The ACL Anthology Network was built from the original pdf files available from the ACL Anthology. Using open source OCR technologies, in-house clean-up scripts, and often tedious manual labor, a web interface was developed that allowed for the annotation of individual references from each paper. A team of student research assistants manually matched references to existing ACL ID's returned using a keyword matching algorithm. Those citations deemed to refer to ACL papers but which were not automatically matched were marked for post-processing.

Annotated Datasets

  • Single Paper Summarization (Release 2010)
    • citations to 25 highly cited papers from 5 different domains: Text Summarization, Question Answering, Machien Translation, Textual Entailment, and Dependency Parsing.

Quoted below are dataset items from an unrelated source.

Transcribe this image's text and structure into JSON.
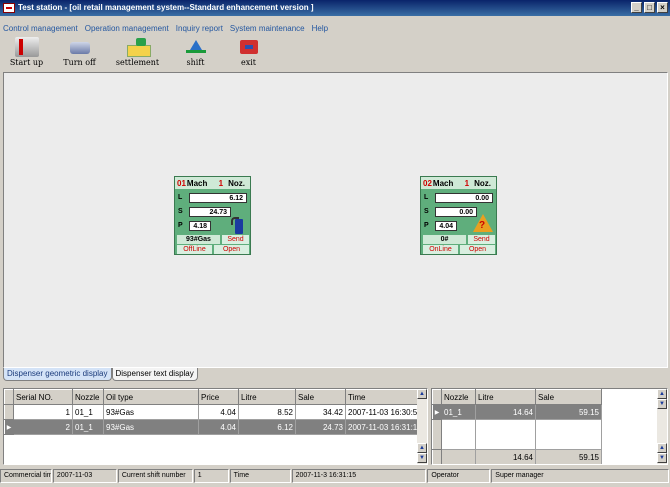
{
  "window": {
    "title": "Test station - [oil retail management system--Standard enhancement version ]"
  },
  "menu": [
    "Control management",
    "Operation management",
    "Inquiry report",
    "System maintenance",
    "Help"
  ],
  "toolbar": [
    {
      "label": "Start up",
      "icon": "start-up-icon"
    },
    {
      "label": "Turn off",
      "icon": "turn-off-icon"
    },
    {
      "label": "settlement",
      "icon": "settlement-icon"
    },
    {
      "label": "shift",
      "icon": "shift-icon"
    },
    {
      "label": "exit",
      "icon": "exit-icon"
    }
  ],
  "dispensers": [
    {
      "no": "01",
      "mach": "Mach",
      "noz_num": "1",
      "noz": "Noz.",
      "L": "6.12",
      "S": "24.73",
      "P": "4.18",
      "oil": "93#Gas",
      "send": "Send",
      "line": "OffLine",
      "open": "Open",
      "status_icon": "fuel-nozzle-icon"
    },
    {
      "no": "02",
      "mach": "Mach",
      "noz_num": "1",
      "noz": "Noz.",
      "L": "0.00",
      "S": "0.00",
      "P": "4.04",
      "oil": "0#",
      "send": "Send",
      "line": "OnLine",
      "open": "Open",
      "status_icon": "warning-question-icon"
    }
  ],
  "tabs": [
    "Dispenser geometric display",
    "Dispenser text display"
  ],
  "left_grid": {
    "headers": [
      "Serial NO.",
      "Nozzle",
      "Oil type",
      "Price",
      "Litre",
      "Sale",
      "Time"
    ],
    "rows": [
      [
        "1",
        "01_1",
        "93#Gas",
        "4.04",
        "8.52",
        "34.42",
        "2007-11-03 16:30:5"
      ],
      [
        "2",
        "01_1",
        "93#Gas",
        "4.04",
        "6.12",
        "24.73",
        "2007-11-03 16:31:1"
      ]
    ]
  },
  "right_grid": {
    "headers": [
      "Nozzle",
      "Litre",
      "Sale"
    ],
    "rows": [
      [
        "01_1",
        "14.64",
        "59.15"
      ]
    ],
    "totals": [
      "14.64",
      "59.15"
    ]
  },
  "statusbar": {
    "commercial_time_label": "Commercial time",
    "commercial_time": "2007-11-03",
    "shift_label": "Current shift number",
    "shift": "1",
    "time_label": "Time",
    "time": "2007-11-3 16:31:15",
    "operator_label": "Operator",
    "operator": "Super manager"
  }
}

    • Each dataset has a "*.txt" file that has 1 citation per line, and a "*.ann" file that has lines of the following format: < fact id > < tab > < nugget >
    • To detect which nuggets/facts a citation contains, one should perform basic string matching.
  • Survey Generation (as explained in Mohammad et, al 2009)
    • 10 QA papers, 16 DP papers.
    • Annotated ciations, abstracts, and full papers.
    • A number of human written survey (length 250 words) for eeach topic
    • More details in Mohammad et, al 2009
    • Use "" to evaluate a given summary using the nugget based pyramid score.